30 de outubro de 2022



1955, Tsuki wa noborinu, Kinuyo Tanaka

The moon has risen é daquelas coisas idílicas que nos arrebatem o coração, é coisa ozuiana até ao imo - o argumento é de Ozu e de Ryôsuke Saitô... maravilha de filme. 

29 de outubro de 2022


 

1953, Koibumi (Carta de amor), Kinuyo Tanaka


“aquele que nunca pecou
que atire a primeira pedra”
João, 8:1-11


Perto do final desta assombrosa e feérica obra-prima, filme de estreia duma das grandes actrizes do cinema clássico japonês, Kinuyo Tanaka, já em pleno “momento-redenção” de Reikichi, Yamaji diz-lhe (a Reikichi), “aquele que nunca pecou que atire a primeira pedra”, resumindo numa citação bíblica aquilo de que no fundo trata Koibumi, o perdão. Desse momento até ao final pouco mais nos será mostrado, apenas todo o arrependimento do mundo num homem assombrado pelo orgulho e pela mágoa ao levar as mãos à cara.

Koibumi é filme de quem aprendeu bem com os mestres com quem trabalhou (de Mizoguchi a Ozu, de Naruse a Kinoshita…), é filme de quem percebeu a intensidade e o rigor do momento de aproximar a câmara ou o seu posicionamento. Tanaka filma magistralmente uma história do pós-guerra com o mesmo lirismo e o mesmo vigor de Naruse ou de Mizoguchi, lança-nos num neo-realismo “viscontiano” e “naruseano”, onde o conflito interior expia as feridas abertas do passado e gera a neblina sobre o futuro… na verdade, a redenção é mútua, a salvação é desejada por aquelas duas almas trucidadas pela guerra e suas vicissitudes.

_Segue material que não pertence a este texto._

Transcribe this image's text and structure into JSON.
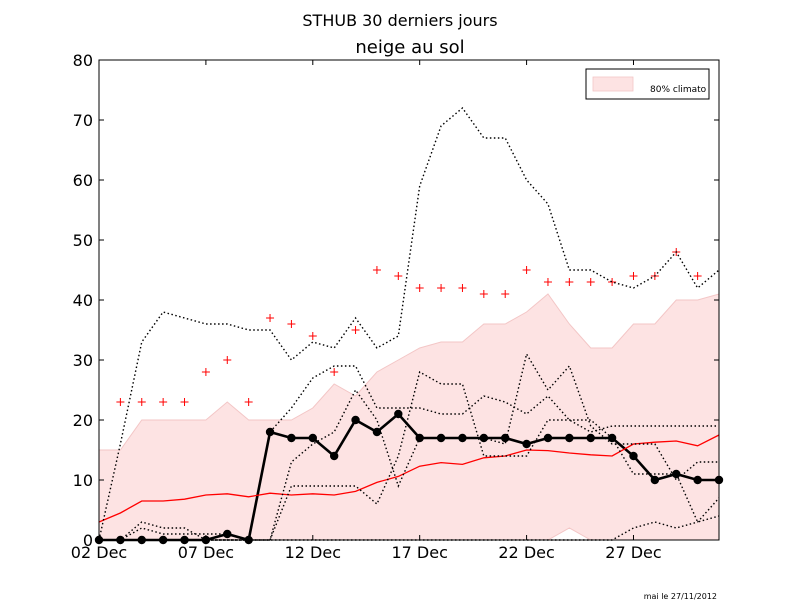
{
  "header": {
    "title": "STHUB 30 derniers jours",
    "subtitle": "neige au sol"
  },
  "footer": {
    "note": "mai le 27/11/2012"
  },
  "chart_data": {
    "type": "line",
    "title": "STHUB 30 derniers jours",
    "subtitle": "neige au sol",
    "xlabel": "",
    "ylabel": "",
    "x": [
      2,
      3,
      4,
      5,
      6,
      7,
      8,
      9,
      10,
      11,
      12,
      13,
      14,
      15,
      16,
      17,
      18,
      19,
      20,
      21,
      22,
      23,
      24,
      25,
      26,
      27,
      28,
      29,
      30,
      31
    ],
    "xlim": [
      2,
      31
    ],
    "ylim": [
      0,
      80
    ],
    "x_ticks": [
      {
        "value": 2,
        "label": "02 Dec"
      },
      {
        "value": 7,
        "label": "07 Dec"
      },
      {
        "value": 12,
        "label": "12 Dec"
      },
      {
        "value": 17,
        "label": "17 Dec"
      },
      {
        "value": 22,
        "label": "22 Dec"
      },
      {
        "value": 27,
        "label": "27 Dec"
      }
    ],
    "y_ticks": [
      0,
      10,
      20,
      30,
      40,
      50,
      60,
      70,
      80
    ],
    "legend": {
      "placement": "top-right",
      "entries": [
        "80% climato"
      ]
    },
    "grid": false,
    "band_80pct_climato": {
      "upper": [
        15,
        15,
        20,
        20,
        20,
        20,
        23,
        20,
        20,
        20,
        22,
        26,
        24,
        28,
        30,
        32,
        33,
        33,
        36,
        36,
        38,
        41,
        36,
        32,
        32,
        36,
        36,
        40,
        40,
        41
      ],
      "lower": [
        0,
        0,
        0,
        0,
        0,
        0,
        0,
        0,
        0,
        0,
        0,
        0,
        0,
        0,
        0,
        0,
        0,
        0,
        0,
        0,
        0,
        0,
        2,
        0,
        0,
        0,
        0,
        0,
        0,
        0
      ],
      "color": "#fde3e3"
    },
    "series": [
      {
        "style": "observed",
        "color": "#000000",
        "values": [
          0,
          0,
          0,
          0,
          0,
          0,
          1,
          0,
          18,
          17,
          17,
          14,
          20,
          18,
          21,
          17,
          17,
          17,
          17,
          17,
          16,
          17,
          17,
          17,
          17,
          14,
          10,
          11,
          10,
          10
        ]
      },
      {
        "style": "median-climato",
        "color": "#ff0000",
        "values": [
          3,
          4.5,
          6.5,
          6.5,
          6.8,
          7.5,
          7.7,
          7.2,
          7.8,
          7.5,
          7.7,
          7.5,
          8.1,
          9.6,
          10.6,
          12.3,
          12.9,
          12.6,
          13.7,
          14,
          15,
          14.9,
          14.5,
          14.2,
          14,
          16,
          16.3,
          16.5,
          15.7,
          17.5
        ]
      },
      {
        "style": "max-climato",
        "color": "#ff0000",
        "marker": "+",
        "values": [
          null,
          23,
          23,
          23,
          23,
          28,
          30,
          23,
          37,
          36,
          34,
          28,
          35,
          45,
          44,
          42,
          42,
          42,
          41,
          41,
          45,
          43,
          43,
          43,
          43,
          44,
          44,
          48,
          44,
          null
        ]
      },
      {
        "style": "envelope-high",
        "color": "#000000",
        "dash": "dotted",
        "values": [
          0,
          16,
          33,
          38,
          37,
          36,
          36,
          35,
          35,
          30,
          33,
          32,
          37,
          32,
          34,
          59,
          69,
          72,
          67,
          67,
          60,
          56,
          45,
          45,
          43,
          42,
          44,
          48,
          42,
          45
        ]
      },
      {
        "style": "envelope-mid-1",
        "color": "#000000",
        "dash": "dotted",
        "values": [
          0,
          0,
          0,
          0,
          0,
          0,
          0,
          0,
          18,
          22,
          27,
          29,
          29,
          22,
          22,
          22,
          21,
          21,
          24,
          23,
          21,
          24,
          20,
          18,
          19,
          19,
          19,
          19,
          19,
          19
        ]
      },
      {
        "style": "envelope-mid-2",
        "color": "#000000",
        "dash": "dotted",
        "values": [
          0,
          0,
          3,
          2,
          2,
          0,
          0,
          0,
          0,
          13,
          16,
          18,
          25,
          20,
          9,
          17,
          17,
          17,
          17,
          16,
          31,
          25,
          29,
          19,
          16,
          16,
          16,
          10,
          13,
          13
        ]
      },
      {
        "style": "envelope-mid-3",
        "color": "#000000",
        "dash": "dotted",
        "values": [
          0,
          0,
          2,
          1,
          1,
          1,
          1,
          0,
          0,
          9,
          9,
          9,
          9,
          6,
          14,
          28,
          26,
          26,
          14,
          14,
          14,
          20,
          20,
          20,
          17,
          11,
          11,
          11,
          3,
          4
        ]
      },
      {
        "style": "envelope-low",
        "color": "#000000",
        "dash": "dotted",
        "values": [
          0,
          0,
          0,
          0,
          0,
          0,
          0,
          0,
          0,
          0,
          0,
          0,
          0,
          0,
          0,
          0,
          0,
          0,
          0,
          0,
          0,
          0,
          0,
          0,
          0,
          2,
          3,
          2,
          3,
          7
        ]
      }
    ]
  }
}
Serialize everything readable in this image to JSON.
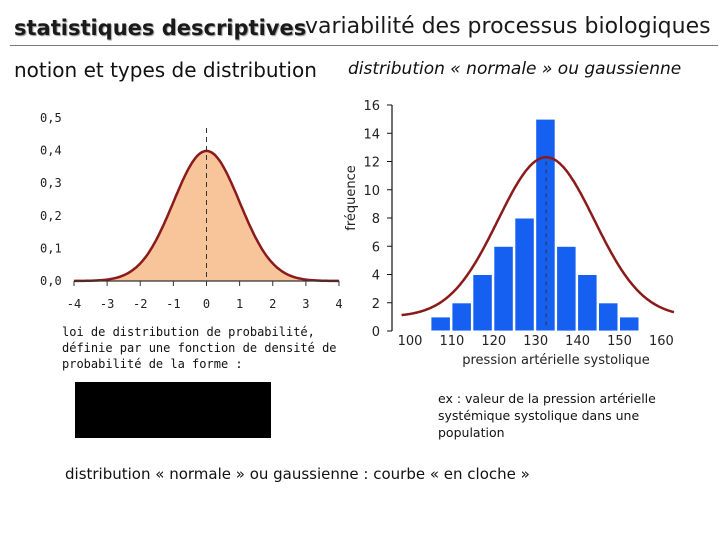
{
  "header": {
    "title": "statistiques descriptives",
    "subtitle": "variabilité des processus biologiques"
  },
  "section_left_title": "notion et types de distribution",
  "section_right_title": "distribution « normale » ou gaussienne",
  "description": "loi de distribution de probabilité, définie par une fonction de densité de probabilité de la forme :",
  "example_note": "ex : valeur de la pression artérielle systémique systolique dans une population",
  "conclusion": "distribution « normale » ou gaussienne : courbe « en cloche »",
  "colors": {
    "normal_fill": "#f8c59a",
    "curve": "#8b1a1a",
    "bars": "#1560f0",
    "bar_edge": "#ffffff"
  },
  "chart_data": [
    {
      "type": "area",
      "title": "",
      "xlabel": "",
      "ylabel": "",
      "xlim": [
        -4,
        4
      ],
      "ylim": [
        0,
        0.5
      ],
      "x_ticks": [
        "-4",
        "-3",
        "-2",
        "-1",
        "0",
        "1",
        "2",
        "3",
        "4"
      ],
      "y_ticks": [
        "0,0",
        "0,1",
        "0,2",
        "0,3",
        "0,4",
        "0,5"
      ],
      "series": [
        {
          "function": "standard normal density",
          "mean": 0,
          "sd": 1
        }
      ],
      "reference_line_x": 0
    },
    {
      "type": "bar",
      "title": "",
      "xlabel": "pression artérielle systolique",
      "ylabel": "fréquence",
      "ylim": [
        0,
        16
      ],
      "x_ticks": [
        "100",
        "110",
        "120",
        "130",
        "140",
        "150",
        "160"
      ],
      "y_ticks": [
        "0",
        "2",
        "4",
        "6",
        "8",
        "10",
        "12",
        "14",
        "16"
      ],
      "bins": [
        {
          "x": 107.5,
          "value": 1
        },
        {
          "x": 112.5,
          "value": 2
        },
        {
          "x": 117.5,
          "value": 4
        },
        {
          "x": 122.5,
          "value": 6
        },
        {
          "x": 127.5,
          "value": 8
        },
        {
          "x": 132.5,
          "value": 15
        },
        {
          "x": 137.5,
          "value": 6
        },
        {
          "x": 142.5,
          "value": 4
        },
        {
          "x": 147.5,
          "value": 2
        },
        {
          "x": 152.5,
          "value": 1
        }
      ],
      "fit_curve": {
        "type": "normal",
        "peak_x": 132.5,
        "peak_y": 12.3,
        "baseline": 1
      },
      "reference_line_x": 132.5
    }
  ]
}
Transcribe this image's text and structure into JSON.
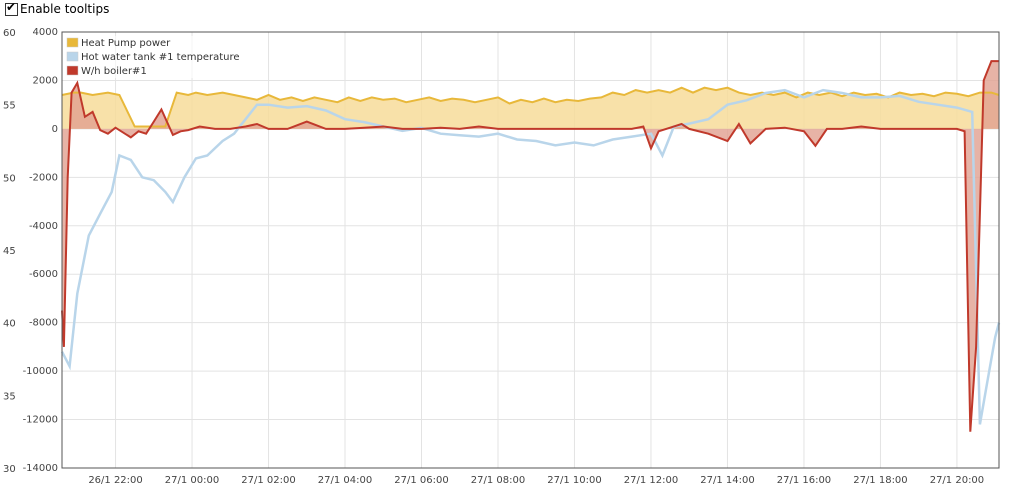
{
  "toolbar": {
    "tooltips_label": "Enable tooltips",
    "tooltips_checked": true
  },
  "chart_data": {
    "type": "line",
    "title": "",
    "xlabel": "",
    "ylabel": "",
    "x_tick_labels": [
      "26/1 22:00",
      "27/1 00:00",
      "27/1 02:00",
      "27/1 04:00",
      "27/1 06:00",
      "27/1 08:00",
      "27/1 10:00",
      "27/1 12:00",
      "27/1 14:00",
      "27/1 16:00",
      "27/1 18:00",
      "27/1 20:00"
    ],
    "x_tick_hours": [
      22,
      24,
      26,
      28,
      30,
      32,
      34,
      36,
      38,
      40,
      42,
      44
    ],
    "xlim_hours": [
      20.6,
      45.1
    ],
    "y_left": {
      "ticks": [
        "60",
        "55",
        "50",
        "45",
        "40",
        "35",
        "30"
      ],
      "ylim": [
        30,
        60
      ]
    },
    "y_right": {
      "ticks": [
        "4000",
        "2000",
        "0",
        "-2000",
        "-4000",
        "-6000",
        "-8000",
        "-10000",
        "-12000",
        "-14000"
      ],
      "ylim": [
        -14000,
        4000
      ]
    },
    "grid": true,
    "legend_position": "top-left",
    "colors": {
      "heat_pump": "#e8b83a",
      "heat_pump_fill": "#f7dc9a",
      "tank": "#b9d5ea",
      "boiler": "#c0392b",
      "boiler_fill": "#e1a090"
    },
    "series": [
      {
        "name": "Heat Pump power",
        "axis": "right",
        "x": [
          20.6,
          20.9,
          21.1,
          21.4,
          21.8,
          22.1,
          22.5,
          23.0,
          23.3,
          23.6,
          23.9,
          24.1,
          24.4,
          24.8,
          25.1,
          25.4,
          25.7,
          26.0,
          26.3,
          26.6,
          26.9,
          27.2,
          27.5,
          27.8,
          28.1,
          28.4,
          28.7,
          29.0,
          29.3,
          29.6,
          29.9,
          30.2,
          30.5,
          30.8,
          31.1,
          31.4,
          31.7,
          32.0,
          32.3,
          32.6,
          32.9,
          33.2,
          33.5,
          33.8,
          34.1,
          34.4,
          34.7,
          35.0,
          35.3,
          35.6,
          35.9,
          36.2,
          36.5,
          36.8,
          37.1,
          37.4,
          37.7,
          38.0,
          38.3,
          38.6,
          38.9,
          39.2,
          39.5,
          39.8,
          40.1,
          40.4,
          40.7,
          41.0,
          41.3,
          41.6,
          41.9,
          42.2,
          42.5,
          42.8,
          43.1,
          43.4,
          43.7,
          44.0,
          44.3,
          44.6,
          44.9,
          45.1
        ],
        "values": [
          1400,
          1500,
          1500,
          1400,
          1500,
          1400,
          100,
          100,
          100,
          1500,
          1400,
          1500,
          1400,
          1500,
          1400,
          1300,
          1200,
          1400,
          1200,
          1300,
          1150,
          1300,
          1200,
          1100,
          1300,
          1150,
          1300,
          1200,
          1250,
          1100,
          1200,
          1300,
          1150,
          1250,
          1200,
          1100,
          1200,
          1300,
          1050,
          1200,
          1100,
          1250,
          1100,
          1200,
          1150,
          1250,
          1300,
          1500,
          1400,
          1600,
          1500,
          1600,
          1500,
          1700,
          1500,
          1700,
          1600,
          1700,
          1500,
          1400,
          1500,
          1400,
          1500,
          1300,
          1500,
          1400,
          1500,
          1350,
          1500,
          1400,
          1450,
          1300,
          1500,
          1400,
          1450,
          1350,
          1500,
          1450,
          1350,
          1500,
          1500,
          1400
        ]
      },
      {
        "name": "Hot water tank #1 temperature",
        "axis": "left",
        "x": [
          20.6,
          20.8,
          21.0,
          21.3,
          21.6,
          21.9,
          22.1,
          22.4,
          22.7,
          23.0,
          23.3,
          23.5,
          23.8,
          24.1,
          24.4,
          24.8,
          25.1,
          25.4,
          25.7,
          26.0,
          26.5,
          27.0,
          27.5,
          28.0,
          28.5,
          29.0,
          29.5,
          30.0,
          30.5,
          31.0,
          31.5,
          32.0,
          32.5,
          33.0,
          33.5,
          34.0,
          34.5,
          35.0,
          35.5,
          36.0,
          36.3,
          36.6,
          37.0,
          37.5,
          38.0,
          38.5,
          39.0,
          39.5,
          40.0,
          40.5,
          41.0,
          41.5,
          42.0,
          42.5,
          43.0,
          43.5,
          44.0,
          44.4,
          44.6,
          44.8,
          45.0,
          45.1
        ],
        "values": [
          38,
          37,
          42,
          46,
          47.5,
          49,
          51.5,
          51.2,
          50,
          49.8,
          49,
          48.3,
          50,
          51.3,
          51.5,
          52.5,
          53,
          54,
          55,
          55,
          54.8,
          54.9,
          54.6,
          54,
          53.8,
          53.5,
          53.2,
          53.4,
          53,
          52.9,
          52.8,
          53,
          52.6,
          52.5,
          52.2,
          52.4,
          52.2,
          52.6,
          52.8,
          53,
          51.5,
          53.5,
          53.7,
          54,
          55,
          55.3,
          55.8,
          56,
          55.5,
          56,
          55.8,
          55.5,
          55.5,
          55.6,
          55.2,
          55,
          54.8,
          54.5,
          33,
          36,
          39,
          40
        ]
      },
      {
        "name": "W/h boiler#1",
        "axis": "right",
        "x": [
          20.6,
          20.65,
          20.75,
          20.85,
          21.0,
          21.2,
          21.4,
          21.6,
          21.8,
          22.0,
          22.4,
          22.6,
          22.8,
          23.0,
          23.2,
          23.5,
          23.7,
          23.9,
          24.2,
          24.6,
          25.0,
          25.4,
          25.7,
          26.0,
          26.5,
          27.0,
          27.5,
          28.0,
          28.5,
          29.0,
          29.5,
          30.0,
          30.5,
          31.0,
          31.5,
          32.0,
          32.5,
          33.0,
          33.5,
          34.0,
          34.5,
          35.0,
          35.5,
          35.8,
          36.0,
          36.2,
          36.5,
          36.8,
          37.0,
          37.5,
          38.0,
          38.3,
          38.6,
          39.0,
          39.5,
          40.0,
          40.3,
          40.6,
          41.0,
          41.5,
          42.0,
          42.5,
          43.0,
          43.5,
          44.0,
          44.2,
          44.35,
          44.5,
          44.7,
          44.9,
          45.1
        ],
        "values": [
          -7500,
          -9000,
          -2000,
          1500,
          1900,
          500,
          700,
          -50,
          -200,
          50,
          -350,
          -100,
          -200,
          300,
          800,
          -250,
          -100,
          -50,
          100,
          0,
          0,
          100,
          200,
          0,
          0,
          300,
          0,
          0,
          50,
          100,
          0,
          0,
          50,
          0,
          100,
          0,
          0,
          0,
          0,
          0,
          0,
          0,
          0,
          100,
          -800,
          -100,
          50,
          200,
          0,
          -200,
          -500,
          200,
          -600,
          0,
          50,
          -100,
          -700,
          0,
          0,
          100,
          0,
          0,
          0,
          0,
          0,
          -100,
          -12500,
          -9000,
          2000,
          2800,
          2800
        ]
      }
    ]
  }
}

Koibumi, ainda que imerja num realismo ambientado pelo contexto social dum pós-guerra ainda recente, ainda sob ocupação e ainda com as feridas por sarar, é na sua complexidade um melodrama psicológico. Reikichi é um homem amargurado, espelho da nação, vive isolado e sustentado pelo irmão mais novo, o tal que compra livros baratos e os revende muito mais caros, o tal que lhe diz que sair lhe faria bem… e é numa saída que encontra um camarada de guerra que lhe arranja essa estranha forma de ganhar dinheiro que é escrever cartas de amor (sobretudo de mulheres para os soldados ingleses). É aí que voltará a encontrar Michiko (sublime interpretação de Yoshiko Kuga) e a esperança do amor se reacende… mas é também aí que fica a conhecer o seu passado…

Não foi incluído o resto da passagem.